Die Frau im adretten roten Kleid verspricht viel: «Unser Gerät wird die Art und Weise, wie Sie über Smartphones denken, ändern.» Natürlich stimmt das nicht. Doch mit Bescheidenheit kommt man in der von Innovation getriebenen Elektronik-Branche nicht weit – schon gar nicht an der Internationalen Funkausstellung (Ifa) in Berlin, wo sich die Hersteller dieser Tage mit neuen Geräten zu übertrumpfen versuchen. Und damit auch mit Superlativen.

Dennoch: Das Mate S von Huawei, von dem die Frau derart schwärmt, hat ein paar nette Funktionen integriert, die andere Smartphones nicht haben. So erkennt der Touchscreen, wie stark man darauf drückt. Das ist beispielsweise beim Betrachten von Fotos nützlich. Wenn man mit etwas Druck auf das Foto tippt, zoomt eine Lupe in das Bild hinein. Auf die gleiche Weise lassen sich auch vordefinierte Apps öffnen, wenn man auf den Rand des Bildschirms drückt.

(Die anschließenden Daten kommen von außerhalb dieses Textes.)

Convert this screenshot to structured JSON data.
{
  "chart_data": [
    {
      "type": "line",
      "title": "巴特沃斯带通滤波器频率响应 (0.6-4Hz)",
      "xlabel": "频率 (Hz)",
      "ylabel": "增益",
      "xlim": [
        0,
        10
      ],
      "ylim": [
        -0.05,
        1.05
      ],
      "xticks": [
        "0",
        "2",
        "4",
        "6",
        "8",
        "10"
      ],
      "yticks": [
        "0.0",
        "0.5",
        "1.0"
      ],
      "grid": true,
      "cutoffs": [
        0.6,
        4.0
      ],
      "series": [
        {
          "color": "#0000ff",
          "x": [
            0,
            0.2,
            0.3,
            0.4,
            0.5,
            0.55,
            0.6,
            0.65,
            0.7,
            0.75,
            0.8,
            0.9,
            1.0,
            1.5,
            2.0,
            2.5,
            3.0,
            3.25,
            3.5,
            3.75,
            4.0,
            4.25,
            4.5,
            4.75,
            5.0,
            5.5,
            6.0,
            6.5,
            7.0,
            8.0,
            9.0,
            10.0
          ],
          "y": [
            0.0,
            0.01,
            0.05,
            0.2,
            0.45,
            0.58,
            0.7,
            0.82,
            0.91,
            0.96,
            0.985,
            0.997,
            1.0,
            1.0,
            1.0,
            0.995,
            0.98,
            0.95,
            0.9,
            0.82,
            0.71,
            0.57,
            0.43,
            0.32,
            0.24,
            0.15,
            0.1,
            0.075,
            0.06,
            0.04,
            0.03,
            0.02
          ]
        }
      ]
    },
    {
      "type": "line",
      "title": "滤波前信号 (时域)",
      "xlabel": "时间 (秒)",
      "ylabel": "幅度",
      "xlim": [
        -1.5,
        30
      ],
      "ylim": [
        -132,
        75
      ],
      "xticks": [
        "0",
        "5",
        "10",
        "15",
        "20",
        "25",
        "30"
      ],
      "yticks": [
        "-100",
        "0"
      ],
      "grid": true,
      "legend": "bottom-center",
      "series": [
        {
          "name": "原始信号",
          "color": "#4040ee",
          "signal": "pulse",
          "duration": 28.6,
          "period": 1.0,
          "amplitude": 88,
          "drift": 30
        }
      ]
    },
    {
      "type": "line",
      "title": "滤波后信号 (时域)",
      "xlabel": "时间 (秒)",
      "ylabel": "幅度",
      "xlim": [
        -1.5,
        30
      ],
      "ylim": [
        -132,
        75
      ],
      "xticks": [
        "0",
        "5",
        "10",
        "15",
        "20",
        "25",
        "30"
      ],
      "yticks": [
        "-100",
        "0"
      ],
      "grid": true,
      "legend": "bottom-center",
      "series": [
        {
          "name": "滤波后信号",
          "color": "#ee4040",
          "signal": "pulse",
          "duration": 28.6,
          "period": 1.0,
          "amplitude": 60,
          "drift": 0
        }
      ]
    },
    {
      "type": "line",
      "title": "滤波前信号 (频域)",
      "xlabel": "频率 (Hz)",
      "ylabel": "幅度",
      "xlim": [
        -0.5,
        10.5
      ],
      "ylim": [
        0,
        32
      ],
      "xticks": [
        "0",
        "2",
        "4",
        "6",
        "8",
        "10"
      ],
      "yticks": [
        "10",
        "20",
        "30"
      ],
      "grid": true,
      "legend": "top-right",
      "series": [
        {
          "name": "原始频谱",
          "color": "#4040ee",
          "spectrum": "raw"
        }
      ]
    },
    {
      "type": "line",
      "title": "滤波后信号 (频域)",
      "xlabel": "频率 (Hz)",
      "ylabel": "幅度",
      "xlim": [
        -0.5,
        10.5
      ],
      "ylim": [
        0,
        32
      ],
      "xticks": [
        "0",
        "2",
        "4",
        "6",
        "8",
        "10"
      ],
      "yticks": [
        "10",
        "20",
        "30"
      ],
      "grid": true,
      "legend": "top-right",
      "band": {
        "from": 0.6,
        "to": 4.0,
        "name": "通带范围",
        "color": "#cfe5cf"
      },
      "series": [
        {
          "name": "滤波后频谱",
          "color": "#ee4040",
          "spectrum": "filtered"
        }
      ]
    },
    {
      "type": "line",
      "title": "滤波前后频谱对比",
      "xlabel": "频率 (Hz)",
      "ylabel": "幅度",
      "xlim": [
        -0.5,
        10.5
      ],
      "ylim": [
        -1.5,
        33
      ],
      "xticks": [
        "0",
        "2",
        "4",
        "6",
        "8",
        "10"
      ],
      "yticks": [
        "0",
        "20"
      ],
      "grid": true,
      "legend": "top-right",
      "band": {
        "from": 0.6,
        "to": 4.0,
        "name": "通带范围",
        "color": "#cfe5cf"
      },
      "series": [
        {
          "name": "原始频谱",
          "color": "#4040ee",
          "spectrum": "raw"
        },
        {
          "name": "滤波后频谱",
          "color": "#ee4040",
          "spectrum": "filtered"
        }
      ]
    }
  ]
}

«Force-Touch» nennt Huawei diese Technologie. Sie lässt sich auch nutzen, um das Gewicht eines Gegenstandes zu wägen. Richtig, das Smartphone wird zur Waage. Natürlich geht das nur bei kleinen Objekten, die auf den Bildschirm passen. Wie präzis die Funktion ist, sagt Huawei nicht. Vermutlich wird die Nützlichkeit von Force-Touch auch eher in anderen Applikationen zum Zug kommen. Etwa bei «Games». Hier werden neue Steuerungsmöglichkeiten auf dem Touchscreen möglich.

Ferner erkennt der 5,5 Zoll grosse Bildschirm, ob man mit dem Finger oder mit dem Fingerknöchel darauf tippt. Mit Letzterem kann man auf einfache Art und Weise Bilder versenden oder eine vordefinierte App öffnen. Ob das die Handhabung des Smartphones wirklich vereinfacht?

Auf jeden Fall sieht das Mate S, das aus einem einzigen Metallblock gefertigt ist, chic aus. Doch Schönheit hat ihren Preis. Bis anhin verband man die chinesische Marke Huawei mit günstigen Produkten; das Mate S gibts nun aber erst ab 650 Euro.

Ein neues Premium-Handy hat auch Sony vorgestellt. Das Xperia Z5 ist das erste Smartphone mit 4K-Auflösung – es kann also eine vierfache HD-Auflösung darstellen. Technik-Geeks finden das natürlich toll. Ob der Durchschnittsnutzer sich jedoch das Gerät deswegen kaufen wird, ist fraglich. Für ihn könnte entscheidender sein, dass es das Xperia Z in drei verschiedenen Grössen gibt: 4,6, 5,2 und 5,5 Zoll.

Optisch orientieren sich die Geräte am bewährten Sony-Design mit Glasfläche als Rückseite und einem Aluminiumrahmen. Alle Modelle sind wasserdicht und verfügen über eine Kamera, die in beeindruckenden 23 Megapixel auflöst. Für stets scharfe Bilder soll der ultraschnelle Autofokus von 0,03 Sekunden sorgen.

Konkurrenz für Apple Watch?

Neben smarten Handys sind schlaue Uhren das zweite grosse Thema der Messe. Huawei hat seine schlicht «Watch» genannte Armbanduhr im Gepäck. Diese lässt sich nicht nur mit Android-Handy, sondern auch mit dem iPhone koppeln – vorausgesetzt, man hat iOS 8.2 oder höher installiert. Auf den ersten Blick ist die runde, elegant wirkende Uhr durchaus eine Konkurrenz für die Apple Watch. Sobald man sie in die Hand nimmt, fühlt sie sich aber etwas billig an.

An das Design traditioneller Uhren knüpft Samsung an. Wie die Huawei Watch hat auch die Gear S2 ein rundes Display. Neben dem Touchscreen ist der drehbare Ring, den die Uhr umgibt, ein zweites Bedienelement. Anders als die meisten Smartwatches kann sie das Mobiltelefon auch ersetzen. Die Uhr hat eine sogenannte «Embedded SIM» (eSIM) integriert, mit der man sich ins mobile Internet einloggen kann. So kann man das Handy tatsächlich auch mal beruhigt zu Hause lassen. Vorausgesetzt, man ist bereit, über Lautsprecher und mit Uhr vor dem Mund zu telefonieren.